Often, critical questions about a drug’s disposition need to be addressed as part of the Clinical Proof-of-Concept (CPoC) or End of Phase II go/no-go decision gates. Is an active metabolite involved or suspected? Does the drug and or metabolite get to the site of action? What is the extent of first-pass metabolism and how can that be manipulated to achieve better systemic delivery? Is metabolism or membrane transport by the target tissue important? These can provide additional reasons for earlier assessment of human ADME.
Knowledge of Molecular Biology of DMEs (Drug Metabolizing Enzymes)
The last few years has seen a consolidation of knowledge of DMEs and more recently membrane transport and binding proteins that define where and how quickly a drug moves through the body. At a gene and protein level, practical in vitro tests conducted early in drug discovery and preclinical development enable the drug developer to identify the important human enzymes that contribute to a new drug’s metabolism. New drug candidates are selected for metabolic robustness and avoiding clearance that is dependent on human polymorphic DMEs. Marrying this rich knowledge of drug disposition at the molecular level with an early understanding of human ADME in clinical development helps determine what types of drug-drug interactions might or might not be expected. This is an important assessment as patient recruitment will be dependent on what other drugs are allowed to be taken during early clinical studies.
With LC-MS/MS and MS-QTOF instruments evolving with greater sensitivity and analytical flexibility, some drug sponsors have been successful in characterizing a new drug’s metabolic profile, distribution and elimination properties without resorting to a radiolabeled drug. Success with this approach is dependent upon whether the new drug candidate uses relatively few metabolic or transport pathways in its distribution and elimination.

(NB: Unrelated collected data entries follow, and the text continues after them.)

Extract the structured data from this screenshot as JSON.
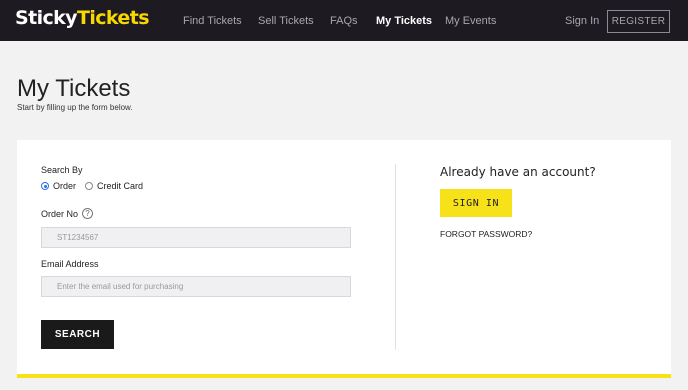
{
  "header": {
    "logo_part1": "Sticky",
    "logo_part2": "Tickets",
    "nav": [
      "Find Tickets",
      "Sell Tickets",
      "FAQs",
      "My Tickets",
      "My Events"
    ],
    "active_nav": "My Tickets",
    "signin_label": "Sign In",
    "register_label": "REGISTER"
  },
  "page": {
    "title": "My Tickets",
    "subtitle": "Start by filling up the form below."
  },
  "form": {
    "search_by_label": "Search By",
    "options": [
      "Order",
      "Credit Card"
    ],
    "selected_option": "Order",
    "order_no_label": "Order No",
    "help_glyph": "?",
    "order_no_placeholder": "ST1234567",
    "email_label": "Email Address",
    "email_placeholder": "Enter the email used for purchasing",
    "search_button": "SEARCH"
  },
  "account": {
    "question": "Already have an account?",
    "signin_button": "SIGN IN",
    "forgot_link": "FORGOT PASSWORD?"
  },
  "colors": {
    "header_bg": "#1e1a22",
    "accent_yellow": "#f7e21a",
    "radio_blue": "#2a6ee8"
  }
}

Pressures to know more about human ADME characteristics of NCEs earlier in clinical development stimulated the emergence of other innovative approaches. The use of microtracer doses of radiolabeled drugs (doses below 500 nanoCuries in Nebraska) require no formal dosimetry calculations and hence no animal tissue distribution studies. This can save time and money. However, analysis requires use of accelerator mass spectrometry (AMS) technology that can be provided through a small number of specialty vendors. Moreover, because of the low dose of radioactivity there are no restrictions on movement of participants since the amount of excreted radioactivity is undetectable by scintillation instruments. Participants do not need to be confined to a restricted area of the clinic for many days while radioactive products are washed out of their bodies. Furthermore, this approach is a good solution for studying ADME in patient settings for example, in oncology treatment centers.
Studying ADME earlier in clinical development often demands more flexible ways of preparing radioactive dose formulations. Celerion’s USP<797> accredited pharmacy clean room enables trained pharmacists to prepare doses of radiolabeled drugs from API, for immediate use in the clinic without the cost of GMP manufacturing for a formulation that would likely only be used for one study.
Celerion’s History in Human ADME
For over 20 years, Celerion has been performing human ADME studies at the clinic in Lincoln, Nebraska. Our scientists have the experience, streamlined processes and the relationships with expert vendors to provide a complete solution from radiolabel synthesis to metabolite profiling of radiolabeled studies. Traditional or microtracer approaches can be used to help meet the current challenge of understanding new drug disposition earlier in drug development.